Cinta membuatnya lemah. Kasih sayang, belas kasih, ampun. Lightning Farron telah mengubur seluruh perasaan itu jauh di dasar hatinya.

Lightning membebaskan diri dari pelukan Cid. Dia tak mampu menatap mata Cid lagi, takut kalau mata Cid akan menyihirnya ke dalam salah satu kenangan saat mereka masih bersama dulu.

"Semuanya sudah tidak sama lagi sekarang," katanya pelan, menahan panas yang seperti api neraka di wajahnya. "Aku l'Cie dan kau anggota Sanctum. Tugasmu adalah membunuhku."

"Kau harus memenuhi Focus-mu," seru Cid, menggenggam tangan Lightning lagi.

"Aku akan jadi kristal. Itu maumu?" Lightning menyeringai, tapi jantungnya kembali berdarah. Dia melangkah menuju pintu balkon lagi, berharap Cid tidak akan menghalanginya lagi

"Aku akan menemuimu lagi begitu kau terbangun dari stasis kristalmu."

Lightning membeliak. Cid ini bodoh atau apa? Andaipun Lightning bisa bangun dari stasis kristalnya, pasti butuh ratusan tahun. Cid jelas sudah mati duluan. Memangnya dia mau terus melajang sampai mati?

"Bagaimana kau tahu bahwa l'Cie bisa saja terbangun dari stasis kristal mereka?" tanya Lighting lantang, menahan keinginan kuat untuk memeluk Cid dan menciumnya sampai semaput.

"Fang memberitahuku."

Oh, Fang. Lightning tidak suka Cid menyebutkan nama Fang dengan begitu entengnya seolah mereka adalah sahabat terbaik. Oh, sialan! Ini kecemburuan! Cid kan bebas menyebut nama perempuan mana saja dengan cara apa saja. Itu haknya, sebab Cid bukan milik Lightning lagi.

Ya, kan?

Kan?

"Jangan menungguku—"

"Saat kau bangun nanti," Cid menyelanya keras dan lantang, "maukah kau kembali padaku?"

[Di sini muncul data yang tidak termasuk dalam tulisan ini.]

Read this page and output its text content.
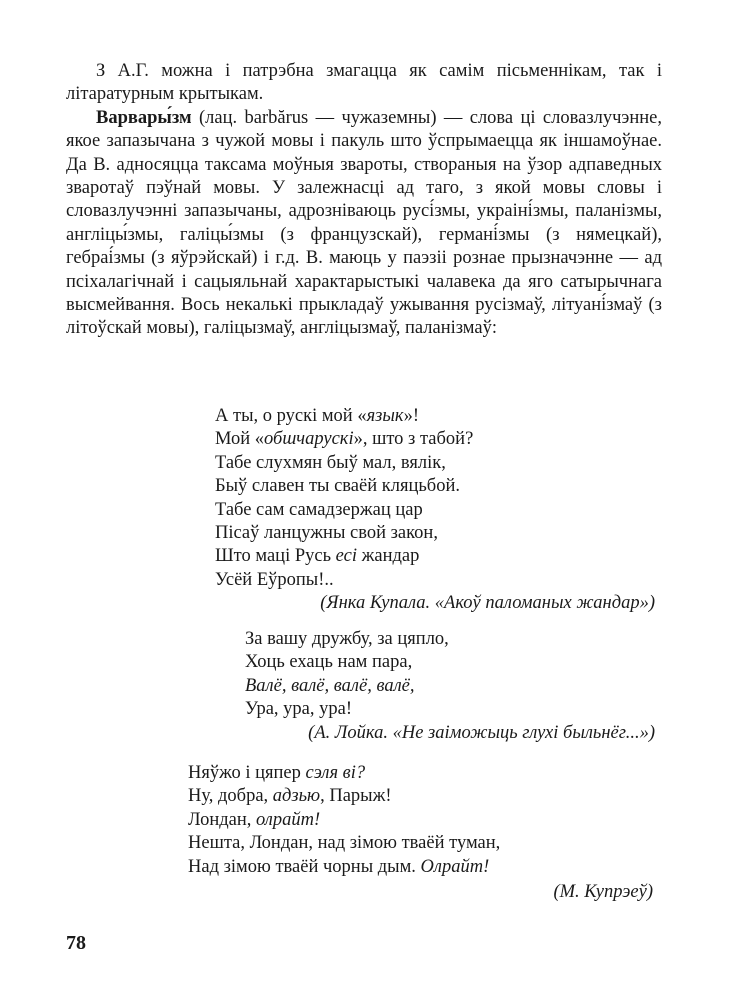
З А.Г. можна і патрэбна змагацца як самім пісьменнікам, так і літаратурным крытыкам.

Варвары́зм (лац. barbărus — чужаземны) — слова ці словазлучэнне, якое запазычана з чужой мовы і пакуль што ўспрымаецца як іншамоўнае. Да В. адносяцца таксама моўныя звароты, створаныя на ўзор адпаведных зваротаў пэўнай мовы. У залежнасці ад таго, з якой мовы словы і словазлучэнні запазычаны, адрозніваюць русі́змы, украіні́змы, паланізмы, англіцы́змы, галіцы́змы (з французскай), германі́змы (з нямецкай), гебраі́змы (з яўрэйскай) і г.д. В. маюць у паэзіі рознае прызначэнне — ад псіхалагічнай і сацыяльнай характарыстыкі чалавека да яго сатырычнага высмейвання. Вось некалькі прыкладаў ужывання русізмаў, літуані́змаў (з літоўскай мовы), галіцызмаў, англіцызмаў, паланізмаў:

А ты, о рускі мой «язык»!
Мой «обшчарускі», што з табой?
Табе слухмян быў мал, вялік,
Быў славен ты сваёй кляцьбой.
Табе сам самадзержац цар
Пісаў ланцужны свой закон,
Што маці Русь есі жандар
Усёй Еўропы!..
(Янка Купала. «Акоў паломаных жандар»)
За вашу дружбу, за цяпло,
Хоць ехаць нам пара,
Валё, валё, валё, валё,
Ура, ура, ура!
(А. Лойка. «Не заіможыць глухі быльнёг...»)
Няўжо і цяпер сэля ві?
Ну, добра, адзью, Парыж!
Лондан, олрайт!
Нешта, Лондан, над зімою тваёй туман,
Над зімою тваёй чорны дым. Олрайт!
(М. Купрэеў)
78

Lightning mengangkat bahunya. Cid sudah gila.

"Lihat saja nanti," katanya, dan dia meninggalkan balkon secepat yang dia bisa.

Dia kembali ke kabin peristirahatan dengan keletihan di sekujur tubuhnya. Entah keletihan ini berasal dari kurangnya istirahat atau karena diingatkan kembali pada masa lalu. Cid memang seorang brigadir jendral sekarang, tapi dia tetap lelaki yang pernah menempati posisi istimewa di hati Lightning. Hanya memikirkannya saja membuat Lightning malu dan menyesal. Menyesal karena setelah begitu lama, dia masih memimpikan hangat kasih sayang Cid. Seperti dulu.

"Oh. Lihat siapa yang akhirnya balik. Sudah capek, Non?"

Lightning memindai seisi kabin yang remang-remang ketika mendengar suara itu. Ranjang-ranjang ditempati para tamu spesial Lindblum—Snow yang molor dan ngorok seakan dunia saat ini sedang damai-damainya, juga Hope yang meringkuk memeluk tubuhnya sendiri. Namun ada dua ranjang kosong. Jelas satu milik Lightning dan satunya...

"Kok bengong? Mencariku?"

Dia muncul—gadis muda berkulit gelap dengan rambut hitam awut-awutan. Matanya kecil, mirip mata orang mengantuk. Fang melangkah dari kanan Lightning, bersedekap dan menyeringai.

"Aku dengar omonganmu dan Cid tadi," katanya. "Romantis banget sampai aku pengin muntah."

Lightning mengabaikannya. Cewek bernama Fang ini memang paling cerdas menghancurkan suasana hati. Lightning melangkah ke ranjangnya yang terletak di samping ranjang Hope, duduk dan melepas sepatu botnya.

"Aduh. Kau ini. Mengabaikanku begitu saja kayak aku ini kecoa," lanjut Fang, tiba-tiba saja sudah berdiri menjulang di sebelah Lightning.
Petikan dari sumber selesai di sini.